Trading in Canadian, Texas
$1 Bet Continued...
June 02, 2006
Feedback in today:
"I read about your $1 contest. I've decided to give you 1 million dollars if you can prove that predicted technical analysis does not work. P.S. You are a narrowminded jackass!"
Words Mean Things
June 01, 2006
From yesterday's headlines:
Stocks Climb As Oil Plunges
Wednesday May 31, 11:05 am ET
By Christopher Wang, AP Business Writer
Stocks Climb As Oil Plunges; Energy Market Welcomes Latest Move by U.S. in Iran Dispute
NEW YORK (AP) -- Plunging oil prices pushed stocks sharply higher Wednesday as the United States' latest move to settle the dispute over Iran's nuclear arms program eased the energy market's worries about a supply cutoff from the petroleum-rich nation. The pullback in crude oil helped calm inflation jitters as investors grew hopeful that the minutes from the latest Federal Reserve meeting would shed light on the outlook for interest rates. Traders have been scouring for clues on whether to expect higher lending rates after the Fed said in early May that more rates hikes could be needed to battle soaring energy prices.

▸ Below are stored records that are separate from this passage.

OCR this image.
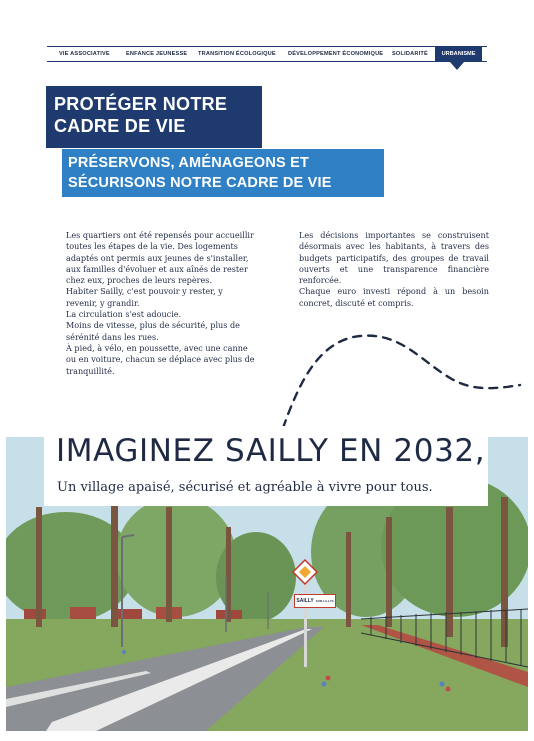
VIE ASSOCIATIVE	ENFANCE JEUNESSE TRANSITION ÉCOLOGIQUE DÉVELOPPEMENT ÉCONOMIQUE SOLIDARITÉ	URBANISME
PROTÉGER NOTRE
CADRE DE VIE
PRÉSERVONS, AMÉNAGEONS ET
SÉCURISONS NOTRE CADRE DE VIE

Les quartiers ont été repensés pour accueillir toutes les étapes de la vie. Des logements adaptés ont permis aux jeunes de s'installer, aux familles d'évoluer et aux aînés de rester chez eux, proches de leurs repères.

Habiter Sailly, c'est pouvoir y rester, y revenir, y grandir.

La circulation s'est adoucie.

Moins de vitesse, plus de sécurité, plus de sérénité dans les rues.

À pied, à vélo, en poussette, avec une canne ou en voiture, chacun se déplace avec plus de tranquillité.

Les décisions importantes se construisent désormais avec les habitants, à travers des budgets participatifs, des groupes de travail ouverts et une transparence financière renforcée.

Chaque euro investi répond à un besoin concret, discuté et compris.

SAILLY SUR-LA-LYS
IMAGINEZ SAILLY EN 2032,
Un village apaisé, sécurisé et agréable à vivre pour tous.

A 1% drop in oil is a "plunge"? Huh?
How can you, Christopher Wang, know for sure that this oil "plunge" calmed "inflation jitters"? How did you determine that? Is that your opinion or some form of research you conducting in the last 24 hours? Yes, I am being sarcastic, but don't you have any need to connect your words to some form of measurable reality?
Global Sell Off
An email was sent to Ed Seykota:
Dear Ed, the "Global sell off" [is] all over my newspaper these last few days. I am right in asserting the following *the long-term trend is up* until I know otherwise (i.e. an extended period of downwards trading) this still remains true.
Ed Responded:
There is no such thing as the trend. Some of the shorter indicators are down while some of the longer ones are still up. At some point in the non-existing future, we might look back into the non-existing past (now) and notice the exact numerical values of all the various trends that we cannot now measure.
All markets trend. This writer assumes Seykota will know which market he is speaking of.